OpenACC Reduction implies copy ?

Hi,

I have a standard openacc reduction function likes

      s = 0.
!$ACC PARALLEL LOOP REDUCTION(+:s) PRESENT(x,y)                                         
      do i=1,n
         s = s + x(i)*y(i)
      enddo

and the output of PGI_ACC_TIME for the function is

  vlxy_acc  NVIDIA  devicenum=0
    time(us): 111,062
    2209: compute region reached 13594 times
        2209: kernel launched 13594 times
            grid: [1029]  block: [128]
            elapsed time(us): total=223,901 max=50 min=15 avg=16
        2209: reduction kernel launched 13594 times
            grid: [2]  block: [256]
            elapsed time(us): total=165,437 max=44 min=11 avg=12
    2209: data region reached 54376 times
        2209: data copyin transfers: 13594
             device time(us): total=41,611 max=21 min=3 avg=3
        2216: data copyout transfers: 13594
             device time(us): total=69,451 max=36 min=4 avg=5

So there are some data copyin and copyout for the scale “s”, which is not intended since “s” is only used on devices.
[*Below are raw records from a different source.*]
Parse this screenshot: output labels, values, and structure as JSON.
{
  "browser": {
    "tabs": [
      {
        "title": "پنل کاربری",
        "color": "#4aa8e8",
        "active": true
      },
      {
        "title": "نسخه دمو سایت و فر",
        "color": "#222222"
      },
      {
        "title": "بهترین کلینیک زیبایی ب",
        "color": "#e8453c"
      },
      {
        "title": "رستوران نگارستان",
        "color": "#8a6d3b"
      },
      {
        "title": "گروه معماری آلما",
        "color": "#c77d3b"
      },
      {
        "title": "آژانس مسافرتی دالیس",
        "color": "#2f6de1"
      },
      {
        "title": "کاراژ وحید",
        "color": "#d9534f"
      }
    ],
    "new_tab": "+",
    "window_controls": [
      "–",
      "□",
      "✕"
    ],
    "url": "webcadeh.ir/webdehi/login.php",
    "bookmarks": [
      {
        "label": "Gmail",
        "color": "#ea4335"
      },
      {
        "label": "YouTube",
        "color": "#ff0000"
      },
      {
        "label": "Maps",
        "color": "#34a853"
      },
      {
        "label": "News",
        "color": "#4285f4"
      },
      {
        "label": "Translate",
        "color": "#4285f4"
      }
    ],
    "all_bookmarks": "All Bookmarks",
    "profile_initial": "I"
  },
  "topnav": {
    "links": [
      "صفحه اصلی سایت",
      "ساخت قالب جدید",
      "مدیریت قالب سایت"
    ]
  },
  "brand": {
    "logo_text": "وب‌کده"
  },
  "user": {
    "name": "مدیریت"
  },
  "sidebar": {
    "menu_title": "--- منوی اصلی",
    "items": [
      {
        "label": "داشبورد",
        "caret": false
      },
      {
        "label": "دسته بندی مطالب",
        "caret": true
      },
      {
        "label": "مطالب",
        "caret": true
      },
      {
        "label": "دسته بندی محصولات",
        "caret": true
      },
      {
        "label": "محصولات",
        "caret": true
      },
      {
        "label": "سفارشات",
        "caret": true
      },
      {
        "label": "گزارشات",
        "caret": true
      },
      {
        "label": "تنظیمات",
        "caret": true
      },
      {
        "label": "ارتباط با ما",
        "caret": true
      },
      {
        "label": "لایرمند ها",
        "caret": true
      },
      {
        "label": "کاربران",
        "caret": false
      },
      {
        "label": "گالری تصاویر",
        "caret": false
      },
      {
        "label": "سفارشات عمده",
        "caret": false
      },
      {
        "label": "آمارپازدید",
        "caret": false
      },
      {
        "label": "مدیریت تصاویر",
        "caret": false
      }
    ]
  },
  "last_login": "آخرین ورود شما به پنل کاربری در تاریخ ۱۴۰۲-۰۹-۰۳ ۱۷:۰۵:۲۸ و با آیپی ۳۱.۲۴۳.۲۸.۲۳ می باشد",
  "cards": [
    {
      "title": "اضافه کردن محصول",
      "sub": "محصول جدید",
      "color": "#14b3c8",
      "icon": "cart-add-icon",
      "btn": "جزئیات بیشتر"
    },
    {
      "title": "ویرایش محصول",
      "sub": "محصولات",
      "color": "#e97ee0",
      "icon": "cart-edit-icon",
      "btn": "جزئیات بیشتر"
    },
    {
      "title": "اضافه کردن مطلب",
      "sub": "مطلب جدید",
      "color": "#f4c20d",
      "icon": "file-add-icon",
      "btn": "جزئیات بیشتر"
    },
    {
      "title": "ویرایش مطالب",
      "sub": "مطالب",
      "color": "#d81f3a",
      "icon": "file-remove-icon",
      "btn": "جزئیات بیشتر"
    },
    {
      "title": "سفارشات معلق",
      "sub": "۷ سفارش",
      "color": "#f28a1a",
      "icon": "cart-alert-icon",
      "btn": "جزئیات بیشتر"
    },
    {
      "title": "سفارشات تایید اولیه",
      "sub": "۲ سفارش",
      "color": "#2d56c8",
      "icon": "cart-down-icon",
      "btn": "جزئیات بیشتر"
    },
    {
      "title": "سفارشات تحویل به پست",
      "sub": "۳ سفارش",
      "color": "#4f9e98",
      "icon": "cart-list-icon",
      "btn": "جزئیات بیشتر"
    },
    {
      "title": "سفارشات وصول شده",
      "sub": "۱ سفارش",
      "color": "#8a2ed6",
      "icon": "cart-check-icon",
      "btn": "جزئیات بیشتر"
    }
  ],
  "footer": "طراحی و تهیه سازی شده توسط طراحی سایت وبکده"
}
I just read the OpenACC docs at

https://www.openacc.org/blog/whats-new-openacc-27

"… the reduction clause implies copy(s) on the compute construct, "

Is there any method to eliminate the implicit “copy” ?

Thanks. /JG

Hi JG,

Is there any method to eliminate the implicit “copy” ?
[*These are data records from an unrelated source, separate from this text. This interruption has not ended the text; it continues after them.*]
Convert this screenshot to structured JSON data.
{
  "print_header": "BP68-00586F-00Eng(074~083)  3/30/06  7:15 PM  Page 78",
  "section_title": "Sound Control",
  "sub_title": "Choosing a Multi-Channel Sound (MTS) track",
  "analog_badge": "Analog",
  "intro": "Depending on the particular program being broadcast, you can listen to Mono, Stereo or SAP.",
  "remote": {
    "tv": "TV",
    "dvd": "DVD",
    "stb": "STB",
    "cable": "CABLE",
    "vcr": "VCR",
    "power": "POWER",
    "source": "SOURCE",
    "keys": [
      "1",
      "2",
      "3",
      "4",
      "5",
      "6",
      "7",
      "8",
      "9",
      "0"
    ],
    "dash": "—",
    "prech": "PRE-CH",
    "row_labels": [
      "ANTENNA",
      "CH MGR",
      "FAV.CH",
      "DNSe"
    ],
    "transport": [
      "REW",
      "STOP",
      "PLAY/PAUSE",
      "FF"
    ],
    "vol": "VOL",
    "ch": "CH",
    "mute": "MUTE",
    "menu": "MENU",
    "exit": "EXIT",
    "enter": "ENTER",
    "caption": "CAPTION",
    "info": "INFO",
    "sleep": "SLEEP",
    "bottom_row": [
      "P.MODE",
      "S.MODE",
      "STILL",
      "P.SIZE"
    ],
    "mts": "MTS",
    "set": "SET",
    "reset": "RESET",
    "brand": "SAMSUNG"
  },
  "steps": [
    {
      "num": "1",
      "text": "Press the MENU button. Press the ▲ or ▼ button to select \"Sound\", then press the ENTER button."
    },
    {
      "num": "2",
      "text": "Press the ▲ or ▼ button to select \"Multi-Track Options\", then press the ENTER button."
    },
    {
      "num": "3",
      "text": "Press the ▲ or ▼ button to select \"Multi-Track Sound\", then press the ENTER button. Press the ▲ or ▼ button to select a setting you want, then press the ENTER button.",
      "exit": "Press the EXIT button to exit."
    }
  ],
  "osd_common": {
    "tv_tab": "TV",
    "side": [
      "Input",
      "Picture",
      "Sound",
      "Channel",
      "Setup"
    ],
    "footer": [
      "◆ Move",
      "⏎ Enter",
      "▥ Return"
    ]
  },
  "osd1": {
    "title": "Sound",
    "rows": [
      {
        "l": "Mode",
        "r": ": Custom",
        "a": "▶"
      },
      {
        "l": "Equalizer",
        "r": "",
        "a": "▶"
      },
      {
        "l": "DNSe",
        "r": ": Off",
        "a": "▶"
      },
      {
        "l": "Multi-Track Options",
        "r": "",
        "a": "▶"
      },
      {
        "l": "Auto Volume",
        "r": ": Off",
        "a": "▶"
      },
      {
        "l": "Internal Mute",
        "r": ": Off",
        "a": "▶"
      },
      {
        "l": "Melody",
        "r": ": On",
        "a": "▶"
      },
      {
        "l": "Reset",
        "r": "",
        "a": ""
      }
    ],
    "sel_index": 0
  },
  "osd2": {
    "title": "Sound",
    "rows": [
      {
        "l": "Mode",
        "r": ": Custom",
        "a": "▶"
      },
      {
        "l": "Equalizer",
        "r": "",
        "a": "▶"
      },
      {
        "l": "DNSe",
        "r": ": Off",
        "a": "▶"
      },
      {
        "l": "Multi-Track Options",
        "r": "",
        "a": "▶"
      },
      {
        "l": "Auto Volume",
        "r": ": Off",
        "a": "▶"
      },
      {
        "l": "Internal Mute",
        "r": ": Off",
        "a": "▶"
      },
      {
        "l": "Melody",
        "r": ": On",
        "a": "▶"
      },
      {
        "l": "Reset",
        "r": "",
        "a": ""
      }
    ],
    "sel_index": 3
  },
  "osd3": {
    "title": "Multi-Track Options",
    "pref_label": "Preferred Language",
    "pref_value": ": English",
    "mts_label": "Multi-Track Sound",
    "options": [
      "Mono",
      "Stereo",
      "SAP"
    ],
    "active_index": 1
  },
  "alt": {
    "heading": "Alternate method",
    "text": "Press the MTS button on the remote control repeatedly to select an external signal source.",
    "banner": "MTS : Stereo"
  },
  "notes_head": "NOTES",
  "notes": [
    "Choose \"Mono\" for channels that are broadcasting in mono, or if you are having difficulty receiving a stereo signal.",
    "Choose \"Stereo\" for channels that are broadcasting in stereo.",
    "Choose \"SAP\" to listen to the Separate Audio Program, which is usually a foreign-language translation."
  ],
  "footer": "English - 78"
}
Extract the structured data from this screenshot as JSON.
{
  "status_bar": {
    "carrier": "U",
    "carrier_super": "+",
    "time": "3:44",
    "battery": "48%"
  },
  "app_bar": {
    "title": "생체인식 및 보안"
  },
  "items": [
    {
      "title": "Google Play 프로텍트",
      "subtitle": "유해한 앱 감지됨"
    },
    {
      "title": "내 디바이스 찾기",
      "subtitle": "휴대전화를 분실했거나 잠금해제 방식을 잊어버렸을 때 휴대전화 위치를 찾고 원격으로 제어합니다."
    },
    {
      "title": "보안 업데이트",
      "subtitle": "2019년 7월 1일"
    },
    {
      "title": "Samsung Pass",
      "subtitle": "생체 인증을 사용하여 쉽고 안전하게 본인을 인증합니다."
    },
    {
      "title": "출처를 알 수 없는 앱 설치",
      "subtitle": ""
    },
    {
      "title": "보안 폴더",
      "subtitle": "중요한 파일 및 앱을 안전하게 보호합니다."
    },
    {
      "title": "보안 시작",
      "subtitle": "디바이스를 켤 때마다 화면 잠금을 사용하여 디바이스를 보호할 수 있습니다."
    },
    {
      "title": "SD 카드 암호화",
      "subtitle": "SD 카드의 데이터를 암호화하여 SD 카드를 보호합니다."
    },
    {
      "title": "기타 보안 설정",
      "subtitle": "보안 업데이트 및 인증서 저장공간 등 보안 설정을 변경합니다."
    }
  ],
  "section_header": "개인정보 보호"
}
Yes. Put “s” in a data region and it wont be implicitly copied back to the host after the reduction.

Something like:

      s = 0.
!$ACC DATA COPYIN(s)

!$ACC PARALLEL LOOP REDUCTION(+:s) PRESENT(x,y)                                         
      do i=1,n
         s = s + x(i)*y(i)
      enddo
! s wont be copied back since it's in a data region
...
! Another compute region that use "s"
!$ACC PARALLEL LOOP REDUCTION(+:s) PRESENT(x,y)                                         
      do i=1,n
          x(i) = x(i)/s
      enddo

!$ACC END DATA

Hope this helps,
Mat